“It's funny about a face, how big a difference it makes. I mean, one day you look in th mirror and you think, yeah, that's me, that's my face. And then another day...you think, that's not me, that's not my face. So am I my face? I mean is that all I am?”
“Mr. Lindell's English classes are meant to make you think I guess about yourself and people and everything. Some of the kids say it's pretty weird but they're more honest in English than they are anywhere else and they say more about what they feel...Everything that's said in English etches itself clearly and sharply in my mind like letters carved neatly into deep frost. But I never let them see how eagerly I listen.”
“I wondered how long an adult could talk to a kid without using the word "but." About forty seconds'd be the record for most of them and that's on a good day.”
“My pen.’ Funny, I wrote that without noticing. ‘The torch’, ‘the paper’, but ‘my pen’. That shows what writing means to me, I guess. My pen is a pipe from my heart to the paper. It’s about the most important thing I own.”

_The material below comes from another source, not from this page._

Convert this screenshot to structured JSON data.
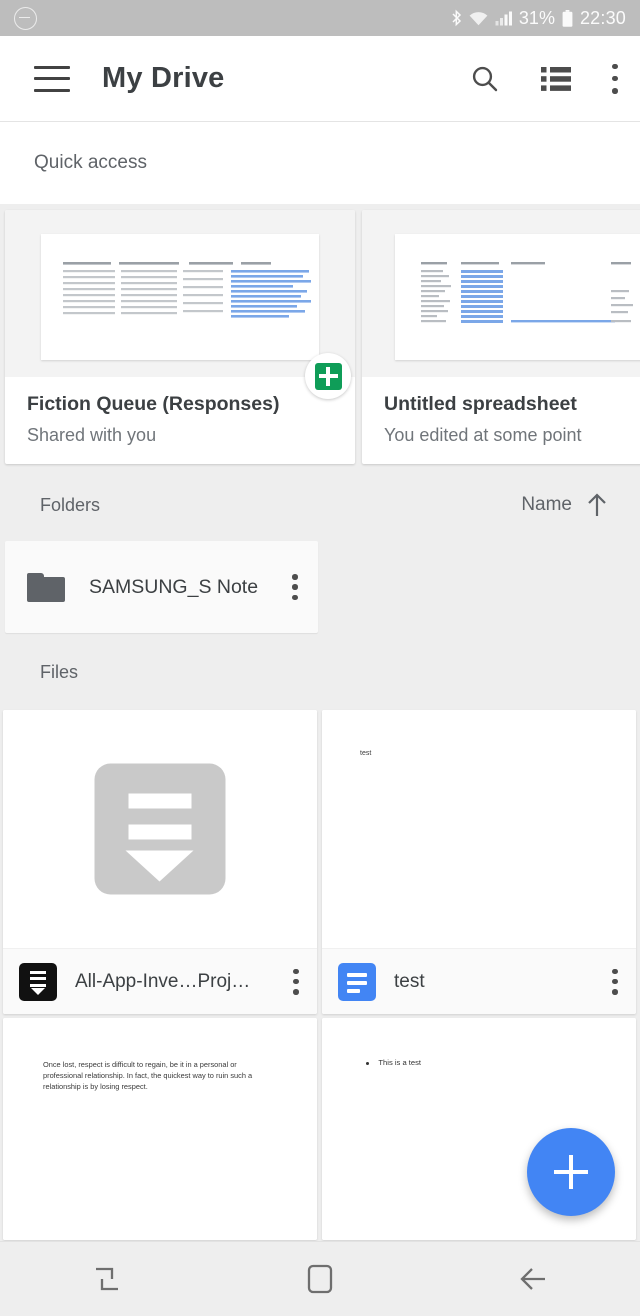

“I'm a person of the mountains and the open paddocks and the big empty sky, that's me, and I knew if I spent too long away from all that I'd die; I don't know what of, I just knew I'd die.”
“You can never stay angry too long in the bush though. At least, that's what I think. It's not that it's soothing or restful, because it's not. What it does for me is get inside my body, inside my blood, and take me over. I don't know that I can describe it any better than that. It takes me over and I become part of it and it becomes part of me and I'm not very important, or at least no more important than a tree or a rock or a spider abseiling down a long thread of cobweb. As I wandered around, on that hot afternoon, I didn't notice anything too amazing or beautiful or mindbogglingly spectacular. I can't actually remember noticing anything out of the ordinary: just the grey-green rocks and the olive-green leaves and the reddish soil with its teeming ants. The tattered ribbons of paperbark, the crackly dry cicada shell, the smooth furrow left in the dust by a passing snake. That's all there ever is really, most of the time. No rainforest with tropical butterflies, no palm trees or Californian redwoods, no leopards or iguanas or panda bears.Just the bush.”
“I lay there with my mind running amuck, on the brink of madness. And somehow, gradually, early Sunday morning, I became calm. I can't think of any other word for it. I was thinking about the beach poem again, and I started to feel that I was being looked after, that everything was OK. It was strange: if there was ever a time in my life when I had the right to feel alone this was it. But I lost that sense of loneliness. I felt like there was a force in the room with me, not a person, but I had a sense that there was another world, another dimension, and it would be looking after me. It was like, "This isn't the only world, this is just one aspect of the whole thing, don't imagine this is all there is.”